Доктор смотрит в зал, точно как дантист при виде руин во рту какого-нибудь шахтера. Тут постарались нищета, невежество, свинец, война, еще война и сам шахтер, убежденный, что зубы чистить – это для неженок. А дантисту теперь…

– Но можно не отвечать на эти вопросы. Можно задать себе другой и искать ответ уже на него. А вопрос этот прост и делится на три части: для чего нам сейчас нужны службы безопасности? Какие задачи они решают? Какую проблему обслуживает нынешняя гонка вооружений в этой области?

Зал медленно врубается в то, что это вопрос. Зато говорят с мест и хором. Начальная школа.

– Антитеррорис…

– …ленный шпионаж!

– Великолепно! – усмехается Камински. – А на практике?

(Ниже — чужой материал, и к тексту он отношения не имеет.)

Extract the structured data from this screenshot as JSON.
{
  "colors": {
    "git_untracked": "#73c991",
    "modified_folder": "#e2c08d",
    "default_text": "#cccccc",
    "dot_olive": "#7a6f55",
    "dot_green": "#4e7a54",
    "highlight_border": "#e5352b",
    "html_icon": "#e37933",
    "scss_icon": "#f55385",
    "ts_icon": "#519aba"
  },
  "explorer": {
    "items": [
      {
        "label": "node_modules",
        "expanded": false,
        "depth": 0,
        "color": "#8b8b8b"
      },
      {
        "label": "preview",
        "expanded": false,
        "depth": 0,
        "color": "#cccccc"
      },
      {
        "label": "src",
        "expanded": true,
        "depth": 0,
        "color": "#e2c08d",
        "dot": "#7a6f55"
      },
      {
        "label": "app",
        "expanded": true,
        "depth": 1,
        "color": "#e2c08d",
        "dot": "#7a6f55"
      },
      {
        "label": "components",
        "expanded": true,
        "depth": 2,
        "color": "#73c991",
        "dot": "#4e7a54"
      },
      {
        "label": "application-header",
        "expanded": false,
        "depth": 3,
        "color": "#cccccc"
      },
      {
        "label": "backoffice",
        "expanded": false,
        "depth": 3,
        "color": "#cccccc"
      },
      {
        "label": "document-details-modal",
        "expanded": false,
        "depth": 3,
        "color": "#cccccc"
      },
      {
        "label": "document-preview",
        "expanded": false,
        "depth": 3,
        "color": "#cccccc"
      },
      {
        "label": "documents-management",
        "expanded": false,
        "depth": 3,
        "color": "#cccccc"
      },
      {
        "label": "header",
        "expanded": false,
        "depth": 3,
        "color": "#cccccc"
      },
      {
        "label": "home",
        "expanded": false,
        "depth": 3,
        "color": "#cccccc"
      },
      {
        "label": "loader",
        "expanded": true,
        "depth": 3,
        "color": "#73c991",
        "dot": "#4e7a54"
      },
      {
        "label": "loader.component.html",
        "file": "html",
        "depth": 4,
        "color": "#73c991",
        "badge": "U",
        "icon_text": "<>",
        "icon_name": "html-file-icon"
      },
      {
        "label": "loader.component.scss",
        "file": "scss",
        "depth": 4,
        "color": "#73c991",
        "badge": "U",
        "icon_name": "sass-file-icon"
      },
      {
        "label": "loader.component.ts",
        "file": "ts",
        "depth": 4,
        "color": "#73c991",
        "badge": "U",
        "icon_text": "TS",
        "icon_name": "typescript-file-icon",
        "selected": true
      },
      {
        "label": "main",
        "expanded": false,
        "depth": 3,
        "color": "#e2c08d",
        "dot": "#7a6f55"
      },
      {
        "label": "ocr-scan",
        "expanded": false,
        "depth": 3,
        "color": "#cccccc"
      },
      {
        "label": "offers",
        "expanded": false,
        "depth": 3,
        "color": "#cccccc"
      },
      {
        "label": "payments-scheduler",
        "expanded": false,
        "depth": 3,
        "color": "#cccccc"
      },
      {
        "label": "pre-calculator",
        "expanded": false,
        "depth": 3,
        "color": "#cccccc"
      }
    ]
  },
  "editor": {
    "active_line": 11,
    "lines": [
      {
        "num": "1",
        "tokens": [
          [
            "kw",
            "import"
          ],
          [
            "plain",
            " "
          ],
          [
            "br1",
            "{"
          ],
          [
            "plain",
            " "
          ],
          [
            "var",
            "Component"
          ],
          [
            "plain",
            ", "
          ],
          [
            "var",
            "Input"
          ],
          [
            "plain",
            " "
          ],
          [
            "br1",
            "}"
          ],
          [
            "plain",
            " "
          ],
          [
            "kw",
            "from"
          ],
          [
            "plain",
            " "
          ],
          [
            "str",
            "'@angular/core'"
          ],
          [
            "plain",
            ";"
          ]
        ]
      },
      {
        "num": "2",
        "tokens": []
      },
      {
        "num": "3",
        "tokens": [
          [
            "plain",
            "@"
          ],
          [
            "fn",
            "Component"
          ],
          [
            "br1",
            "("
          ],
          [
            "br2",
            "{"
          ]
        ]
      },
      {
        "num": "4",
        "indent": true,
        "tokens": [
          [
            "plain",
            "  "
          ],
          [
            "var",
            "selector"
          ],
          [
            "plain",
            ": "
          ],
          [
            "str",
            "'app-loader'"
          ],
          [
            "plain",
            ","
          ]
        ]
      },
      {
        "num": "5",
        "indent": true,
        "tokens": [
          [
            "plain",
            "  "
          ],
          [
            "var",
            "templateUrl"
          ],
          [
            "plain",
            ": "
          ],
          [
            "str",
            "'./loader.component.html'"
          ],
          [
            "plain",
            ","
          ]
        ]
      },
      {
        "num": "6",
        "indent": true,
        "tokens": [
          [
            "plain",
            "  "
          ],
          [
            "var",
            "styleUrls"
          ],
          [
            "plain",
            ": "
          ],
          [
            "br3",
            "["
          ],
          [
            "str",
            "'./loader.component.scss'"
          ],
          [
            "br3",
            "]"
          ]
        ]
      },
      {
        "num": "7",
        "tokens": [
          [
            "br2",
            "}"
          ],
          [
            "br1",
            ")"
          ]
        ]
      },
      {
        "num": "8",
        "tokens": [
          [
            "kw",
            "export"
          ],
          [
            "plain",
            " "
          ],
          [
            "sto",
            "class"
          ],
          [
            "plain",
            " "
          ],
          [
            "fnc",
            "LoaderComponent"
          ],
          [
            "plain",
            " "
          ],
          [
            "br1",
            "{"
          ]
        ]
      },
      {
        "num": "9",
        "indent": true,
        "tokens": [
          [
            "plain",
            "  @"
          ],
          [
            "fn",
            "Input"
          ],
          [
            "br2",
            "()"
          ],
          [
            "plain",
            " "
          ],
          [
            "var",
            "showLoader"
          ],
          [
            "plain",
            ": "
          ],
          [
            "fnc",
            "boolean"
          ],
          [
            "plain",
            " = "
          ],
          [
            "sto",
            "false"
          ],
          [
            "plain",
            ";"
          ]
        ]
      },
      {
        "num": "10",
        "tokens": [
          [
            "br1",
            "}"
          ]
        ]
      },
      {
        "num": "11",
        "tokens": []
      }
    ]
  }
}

И тишина. Потому что не скажешь же – мы хотим знать, что против нас замышляет Совет, а мы – что замышляют корпорации, а нам нужен агент у боевиков, а нам – тоже. Управленцы и корпоранты могли бы наговорить друг другу как две соседние деревни у одного водопоя. Депутаты тихо шелестят папками.

– Все присутствующие, включая террористов, получили достаточно терпимое образование. Поэтому я думаю, что только вежливость удерживает всех, в том числе и господина Шварца, от слова «Афины». По буквам. А-фи-ны. Политическая система, большая часть ресурсов которой уходит на то, чтобы помешать любой группировке полностью захватить власть. Вот сами мы не афиняне – мы предпочитаем недорогие театрализованные конфликты с ограниченным количеством участников. «Мстителей» мы предпочитаем и «31 этаж». Но для решения этих задач нужна вовсе не служба безопасности. Не так ли?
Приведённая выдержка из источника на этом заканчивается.